Defining early trauma-induced coagulopathy using thromboelastography. The American surgeon Liou, D. Z., Shafi, H. n., Bloom, M. B., Chung, R. n., Ley, E. J., Salim, A. n., Tcherniantchouk, O. n., Margulies, D. R. 2014; 80 (10): 994–98


Early trauma-induced coagulopathy (ETIC) is abnormal coagulation detected on presentation, but a clear description is lacking.
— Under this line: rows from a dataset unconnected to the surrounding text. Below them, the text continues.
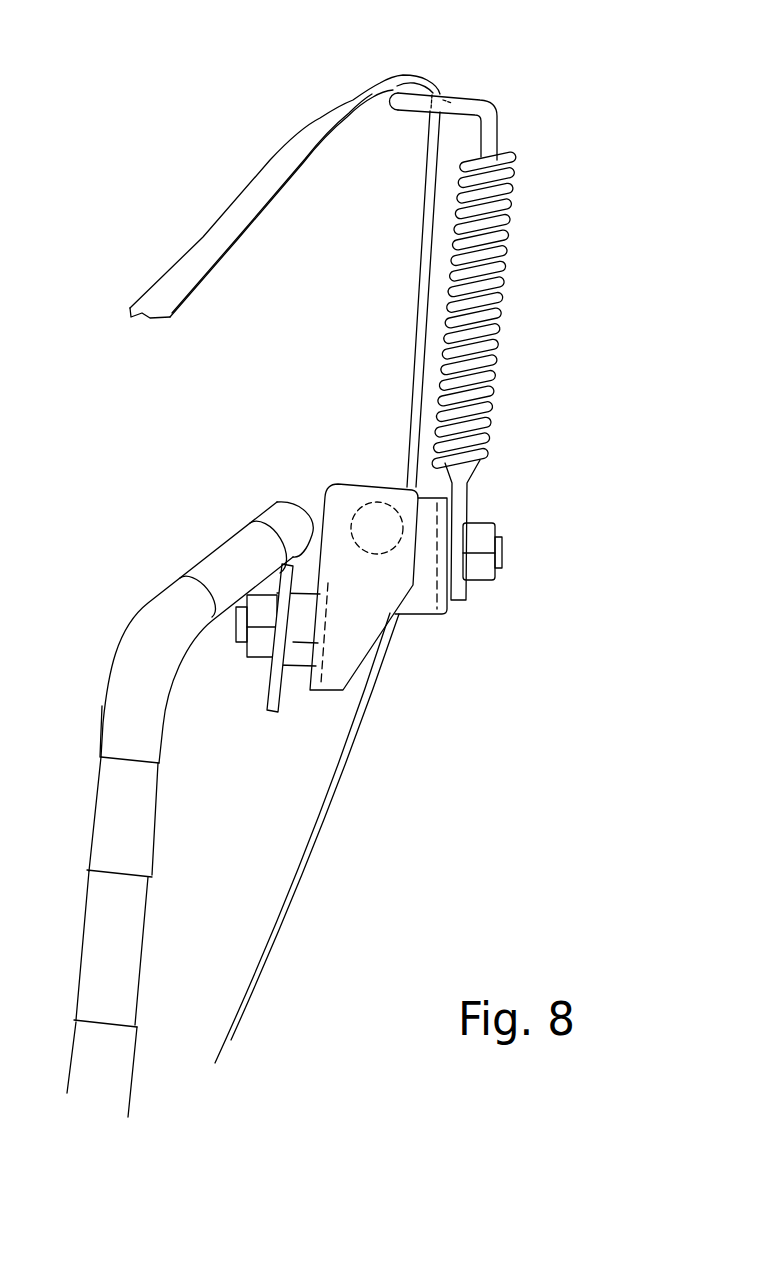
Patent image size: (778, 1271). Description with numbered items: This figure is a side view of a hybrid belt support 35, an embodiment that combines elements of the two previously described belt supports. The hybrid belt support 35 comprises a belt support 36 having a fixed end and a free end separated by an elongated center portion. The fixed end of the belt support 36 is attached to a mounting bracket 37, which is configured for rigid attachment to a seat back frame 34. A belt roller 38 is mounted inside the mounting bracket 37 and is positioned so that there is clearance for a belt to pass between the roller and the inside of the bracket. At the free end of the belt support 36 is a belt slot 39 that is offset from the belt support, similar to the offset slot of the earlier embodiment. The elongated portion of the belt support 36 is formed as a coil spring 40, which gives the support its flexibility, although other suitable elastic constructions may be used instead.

The seat back frame 34 is at (130, 640).
The hybrid belt support 35 is at (610, 238).
The belt support 36 is at (502, 133).
The mounting bracket 37 is at (380, 620).
The belt roller 38 is at (357, 528).
The belt slot 39 is at (463, 96).
The coil spring 40 is at (487, 331).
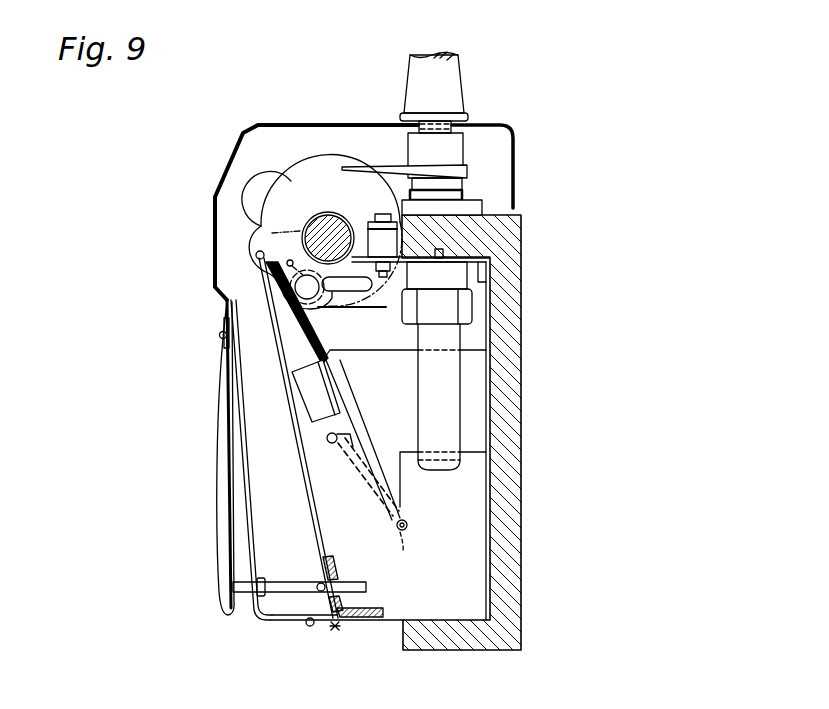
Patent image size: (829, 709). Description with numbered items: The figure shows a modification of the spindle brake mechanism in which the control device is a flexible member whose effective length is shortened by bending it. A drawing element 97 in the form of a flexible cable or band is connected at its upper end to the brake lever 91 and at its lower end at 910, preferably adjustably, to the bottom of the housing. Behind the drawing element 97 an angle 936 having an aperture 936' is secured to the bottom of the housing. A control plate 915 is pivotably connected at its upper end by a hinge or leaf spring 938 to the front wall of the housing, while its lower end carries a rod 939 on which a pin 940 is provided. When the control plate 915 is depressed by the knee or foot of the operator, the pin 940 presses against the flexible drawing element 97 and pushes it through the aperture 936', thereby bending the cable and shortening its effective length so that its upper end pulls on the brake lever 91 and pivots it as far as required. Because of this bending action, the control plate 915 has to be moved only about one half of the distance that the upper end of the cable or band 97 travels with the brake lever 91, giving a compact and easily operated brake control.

The brake lever 91 is at (293, 222).
The drawing element 97 is at (283, 372).
The leaf spring 938 is at (227, 345).
The control plate 915 is at (226, 588).
The rod 939 is at (280, 588).
The pin 940 is at (321, 592).
The lower end connection 910 is at (336, 630).
The angle 936 is at (353, 653).
The aperture 936' is at (364, 584).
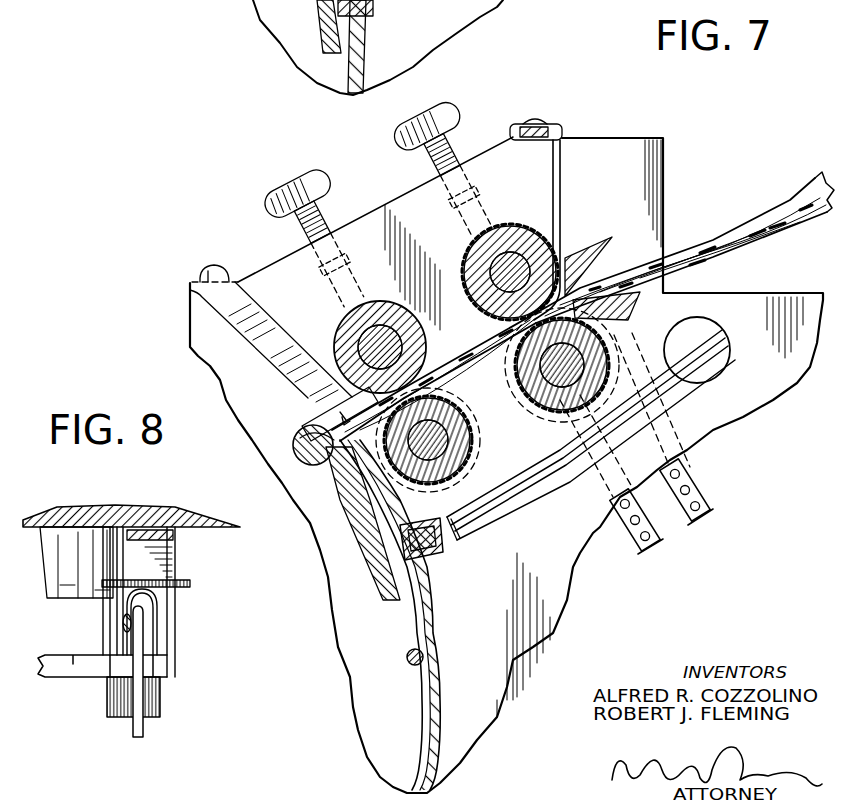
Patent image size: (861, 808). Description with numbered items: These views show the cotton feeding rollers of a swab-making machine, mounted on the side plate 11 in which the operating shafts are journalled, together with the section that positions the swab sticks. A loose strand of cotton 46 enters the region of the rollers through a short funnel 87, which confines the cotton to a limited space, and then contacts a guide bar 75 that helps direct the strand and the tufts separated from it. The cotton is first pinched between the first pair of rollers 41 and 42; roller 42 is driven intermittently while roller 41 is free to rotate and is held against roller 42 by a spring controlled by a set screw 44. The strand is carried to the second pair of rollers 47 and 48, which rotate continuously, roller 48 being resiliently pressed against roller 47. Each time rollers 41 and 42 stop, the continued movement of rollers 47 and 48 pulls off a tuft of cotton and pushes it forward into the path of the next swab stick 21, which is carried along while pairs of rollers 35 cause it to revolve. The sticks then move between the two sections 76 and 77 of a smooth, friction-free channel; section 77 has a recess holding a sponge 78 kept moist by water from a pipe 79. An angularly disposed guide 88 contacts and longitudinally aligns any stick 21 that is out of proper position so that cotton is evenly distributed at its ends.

In FIG. 7, the side plate 11 is at (738, 413).
In FIG. 8, the side plate 11 is at (170, 505).
In FIG. 7, the swab stick 21 is at (294, 437).
In FIG. 8, the swab stick 21 is at (133, 728).
In FIG. 8, the rollers 35 is at (160, 697).
In FIG. 7, the roller 41 is at (582, 358).
In FIG. 7, the roller 42 is at (530, 242).
In FIG. 7, the set screw 44 is at (447, 114).
In FIG. 7, the strand of cotton 46 is at (750, 217).
In FIG. 7, the roller 47 is at (462, 452).
In FIG. 7, the roller 48 is at (347, 336).
In FIG. 7, the guide bar 75 is at (478, 344).
In FIG. 7, the channel section 76 is at (376, 534).
In FIG. 8, the channel section 76 is at (124, 627).
In FIG. 7, the channel section 77 is at (372, 478).
In FIG. 8, the channel section 77 is at (155, 627).
In FIG. 7, the sponge 78 is at (441, 551).
In FIG. 7, the pipe 79 is at (518, 481).
In FIG. 7, the funnel 87 is at (581, 240).
In FIG. 7, the guide 88 is at (312, 420).
In FIG. 8, the guide 88 is at (185, 580).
We used thromboelastography (TEG) to characterize ETIC. Data were prospectively collected on high-acuity trauma activations at an urban Level I trauma center between July 2012 and May 2013. Patients with admission TEG before any blood transfusion were stratified by Injury Severity Score (ISS): mild (less than 16), moderate (16 to 24), severe (25 or greater). TEG parameters were compared between groups. ETIC was defined as any abnormality detected on TEG. Fifty-two patients were included; mean age was 49 years and mean time to the emergency department was 26 minutes. Mean ISS for the cohort was 17 with 28 patients in mild, eight in moderate, and 16 in severe. Glasgow Coma Score was lower and head Abbreviated Injury Scale was higher in severe (P < 0.001). Forty-three (83%) patients had an abnormal TEG. Shortened reaction (R) time was noted in 42 patients. There were no differences in any TEG parameters between the injury severity groups. Hyperfibrinolysis was detected in four (8%) patients. ETIC was present in over 80 per cent of high-acuity trauma activations irrespective of injury severity and characterized primarily by shortened R time, indicating ETIC is initially described by a hypercoagulable state as a result of thrombin generation.